ON Sunday past, the curtain came down on the life of one of Northern Ireland’s most illustrious intellectual powerhouses, Annie Yellowe Palma.  Anne had a late diagnosis with cancer in August of this year and was given a short time to live.

She was a big inspiration to many people, never minced her words and saw something unique in everyone. I have featured Annie Yellowe Palma in my column before, this was in 2020 when i interviewed her about her works of poetry and the autobiographical book she wrote, For the Love of a Mother: The Black Children of Ulster.  During her book tours across the UK and Ireland Annie unlocked a new theory that she had coined – the word is raceophilia, which Anne argued was the best understanding of the foundation of a racist person or people.

She believed that such people were indoctrinated from childhood by racism and if, for example, they were of mixed race identity, some would be taught to hate the colour of their skin.  So the adults influence children to be racially abusive across the board and nothing can be done about it, the problem becomes irredeemable when they become adults. She often spoke in strong terms during race relations and literary workshops, arguing that anti-racism should not be simplistic but accorded more serious attention by talking about the original problem, raceophilia.

In her family's impoverished life when they were growing up in Portadown, her mixed race heritage and her mother having children out of wedlock was condemned through whispers by the so-called moral society of the 1960s and 1970s. Children born out of wedlock in the then conservative Ireland faced inequalities that their mothers also endured. Annie wrote passionately about her personal experiences and these thoughts and facts should be part of an archived reference so readers and future generations can understand what life was really like in the North of Ireland. I salute you today, Annie, with a  sigweya (dirge) from my Luo community.

It is my short sigweya to you, Annie...

Annie, Annie, winja winja winja, aywagi kaa. (Annie, Annie, hear me, hear me, hear me.)

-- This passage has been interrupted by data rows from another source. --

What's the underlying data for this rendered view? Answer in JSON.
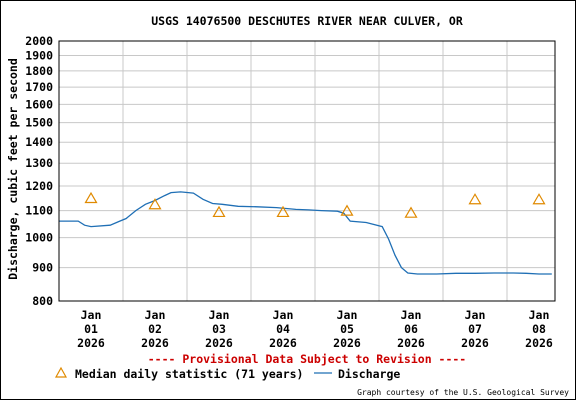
{
  "chart_data": {
    "type": "line",
    "title": "USGS 14076500 DESCHUTES RIVER NEAR CULVER, OR",
    "ylabel": "Discharge, cubic feet per second",
    "xlabel": "",
    "y_scale": "log",
    "ylim": [
      800,
      2000
    ],
    "y_ticks": [
      800,
      900,
      1000,
      1100,
      1200,
      1300,
      1400,
      1500,
      1600,
      1700,
      1800,
      1900,
      2000
    ],
    "x_range_days": [
      0.5,
      8.25
    ],
    "x_ticks": [
      {
        "day": 1,
        "month": "Jan",
        "date": "01",
        "year": "2026"
      },
      {
        "day": 2,
        "month": "Jan",
        "date": "02",
        "year": "2026"
      },
      {
        "day": 3,
        "month": "Jan",
        "date": "03",
        "year": "2026"
      },
      {
        "day": 4,
        "month": "Jan",
        "date": "04",
        "year": "2026"
      },
      {
        "day": 5,
        "month": "Jan",
        "date": "05",
        "year": "2026"
      },
      {
        "day": 6,
        "month": "Jan",
        "date": "06",
        "year": "2026"
      },
      {
        "day": 7,
        "month": "Jan",
        "date": "07",
        "year": "2026"
      },
      {
        "day": 8,
        "month": "Jan",
        "date": "08",
        "year": "2026"
      }
    ],
    "grid": true,
    "series": [
      {
        "name": "Discharge",
        "kind": "line",
        "color": "#1f6fb5",
        "x": [
          0.5,
          0.8,
          0.9,
          1.0,
          1.3,
          1.45,
          1.55,
          1.7,
          1.85,
          2.0,
          2.15,
          2.25,
          2.4,
          2.6,
          2.75,
          2.9,
          3.05,
          3.3,
          3.6,
          3.9,
          4.2,
          4.4,
          4.6,
          4.85,
          4.95,
          5.0,
          5.05,
          5.3,
          5.55,
          5.65,
          5.75,
          5.85,
          5.95,
          6.1,
          6.4,
          6.7,
          7.0,
          7.3,
          7.6,
          7.8,
          8.0,
          8.2
        ],
        "y": [
          1060,
          1060,
          1045,
          1040,
          1045,
          1060,
          1070,
          1100,
          1125,
          1140,
          1160,
          1172,
          1175,
          1170,
          1145,
          1128,
          1125,
          1117,
          1115,
          1112,
          1105,
          1103,
          1100,
          1098,
          1090,
          1075,
          1060,
          1055,
          1040,
          995,
          940,
          900,
          883,
          880,
          880,
          882,
          882,
          883,
          883,
          882,
          880,
          880
        ]
      },
      {
        "name": "Median daily statistic (71 years)",
        "kind": "marker",
        "marker": "triangle",
        "color": "#e08a00",
        "x": [
          1,
          2,
          3,
          4,
          5,
          6,
          7,
          8
        ],
        "y": [
          1150,
          1125,
          1095,
          1095,
          1100,
          1092,
          1145,
          1145
        ]
      }
    ],
    "legend": "bottom",
    "annotations": [
      "---- Provisional Data Subject to Revision ----"
    ],
    "credit": "Graph courtesy of the U.S. Geological Survey",
    "colors": {
      "provisional": "#cc0000",
      "grid": "#c8c8c8",
      "axis": "#000000"
    }
  }
}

Tho okawi ayudha kendo onega an awuon gi wach. (Death has snatched you hurriedly and has killed my words.)

Okinyap, inyako makanowacho to iwacho! (You ain't afraid, a woman who spoke her mind!)

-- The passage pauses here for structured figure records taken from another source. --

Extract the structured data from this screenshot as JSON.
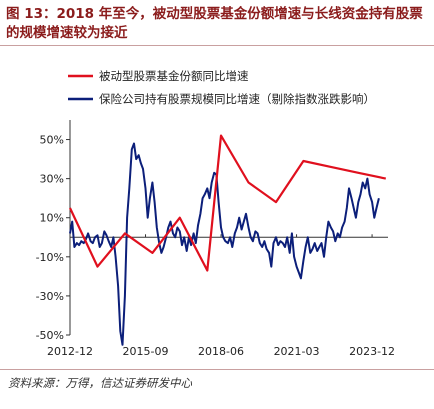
{
  "header": {
    "title": "图 13：2018 年至今，被动型股票基金份额增速与长线资金持有股票的规模增速较为接近"
  },
  "footer": {
    "source": "资料来源：万得，信达证券研发中心"
  },
  "chart_data": {
    "type": "line",
    "title": "",
    "xlabel": "",
    "ylabel": "",
    "ylim": [
      -50,
      60
    ],
    "yticks": [
      "-50%",
      "-30%",
      "-10%",
      "10%",
      "30%",
      "50%"
    ],
    "ytick_values": [
      -50,
      -30,
      -10,
      10,
      30,
      50
    ],
    "xticks": [
      "2012-12",
      "2015-09",
      "2018-06",
      "2021-03",
      "2023-12"
    ],
    "xtick_values": [
      2012.92,
      2015.67,
      2018.42,
      2021.17,
      2023.92
    ],
    "xlim": [
      2012.92,
      2024.5
    ],
    "legend_position": "top",
    "grid": false,
    "colors": {
      "passive": "#e0101e",
      "insurance": "#0c1f7a"
    },
    "series": [
      {
        "name": "被动型股票基金份额同比增速",
        "x": [
          2012.92,
          2013.92,
          2014.92,
          2015.92,
          2016.92,
          2017.92,
          2018.42,
          2019.42,
          2020.42,
          2021.42,
          2022.42,
          2023.42,
          2024.42
        ],
        "y": [
          15,
          -15,
          2,
          -8,
          10,
          -17,
          52,
          28,
          18,
          39,
          36,
          33,
          30
        ]
      },
      {
        "name": "保险公司持有股票规模同比增速（剔除指数涨跌影响）",
        "x": [
          2012.92,
          2013.0,
          2013.08,
          2013.17,
          2013.25,
          2013.33,
          2013.42,
          2013.5,
          2013.58,
          2013.67,
          2013.75,
          2013.83,
          2013.92,
          2014.0,
          2014.08,
          2014.17,
          2014.25,
          2014.33,
          2014.42,
          2014.5,
          2014.58,
          2014.67,
          2014.75,
          2014.83,
          2014.92,
          2015.0,
          2015.08,
          2015.17,
          2015.25,
          2015.33,
          2015.42,
          2015.5,
          2015.58,
          2015.67,
          2015.75,
          2015.83,
          2015.92,
          2016.0,
          2016.08,
          2016.17,
          2016.25,
          2016.33,
          2016.42,
          2016.5,
          2016.58,
          2016.67,
          2016.75,
          2016.83,
          2016.92,
          2017.0,
          2017.08,
          2017.17,
          2017.25,
          2017.33,
          2017.42,
          2017.5,
          2017.58,
          2017.67,
          2017.75,
          2017.83,
          2017.92,
          2018.0,
          2018.08,
          2018.17,
          2018.25,
          2018.33,
          2018.42,
          2018.5,
          2018.58,
          2018.67,
          2018.75,
          2018.83,
          2018.92,
          2019.0,
          2019.08,
          2019.17,
          2019.25,
          2019.33,
          2019.42,
          2019.5,
          2019.58,
          2019.67,
          2019.75,
          2019.83,
          2019.92,
          2020.0,
          2020.08,
          2020.17,
          2020.25,
          2020.33,
          2020.42,
          2020.5,
          2020.58,
          2020.67,
          2020.75,
          2020.83,
          2020.92,
          2021.0,
          2021.08,
          2021.17,
          2021.25,
          2021.33,
          2021.42,
          2021.5,
          2021.58,
          2021.67,
          2021.75,
          2021.83,
          2021.92,
          2022.0,
          2022.08,
          2022.17,
          2022.25,
          2022.33,
          2022.42,
          2022.5,
          2022.58,
          2022.67,
          2022.75,
          2022.83,
          2022.92,
          2023.0,
          2023.08,
          2023.17,
          2023.25,
          2023.33,
          2023.42,
          2023.5,
          2023.58,
          2023.67,
          2023.75,
          2023.83,
          2023.92,
          2024.0,
          2024.08,
          2024.17
        ],
        "y": [
          2,
          8,
          -5,
          -3,
          -4,
          -2,
          -3,
          -1,
          2,
          -2,
          -3,
          0,
          1,
          -5,
          -3,
          3,
          1,
          -2,
          -5,
          0,
          -10,
          -25,
          -48,
          -55,
          -30,
          10,
          25,
          45,
          48,
          40,
          42,
          38,
          35,
          25,
          10,
          20,
          28,
          18,
          5,
          -3,
          -8,
          -5,
          0,
          5,
          8,
          2,
          0,
          5,
          3,
          -4,
          0,
          -7,
          0,
          -4,
          2,
          -3,
          6,
          12,
          20,
          22,
          25,
          20,
          28,
          33,
          32,
          18,
          5,
          0,
          -2,
          -3,
          0,
          -5,
          2,
          5,
          10,
          4,
          8,
          12,
          5,
          0,
          -2,
          3,
          2,
          -3,
          -5,
          -2,
          -6,
          -8,
          -15,
          -3,
          0,
          -4,
          -2,
          -3,
          -5,
          0,
          -8,
          2,
          -10,
          -15,
          -18,
          -21,
          -12,
          -5,
          0,
          -8,
          -6,
          -3,
          -7,
          -5,
          -3,
          -10,
          0,
          8,
          5,
          3,
          -2,
          2,
          0,
          5,
          8,
          15,
          25,
          20,
          15,
          10,
          18,
          22,
          28,
          25,
          30,
          22,
          18,
          10,
          15,
          20
        ]
      }
    ]
  }
}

Chunyi oyie gi mang'eny ma jomoko oluoro.  (You are a liberal, not like imposters.)

Annie, niwachoga ni jong'ad bura mondo oyie awinja.  (Annie,  you would say a judge must also accept hearsay as evidence.)

Korka jojuogi mag rangi, puga gi, niloyo gi te gi riekoni. (Those elements of racial witchcraft, stupid! Your intellectual energy defeated them.)

Ne an janeno kendo nawinjo ma aneno. (I am a witness, I heard and saw.)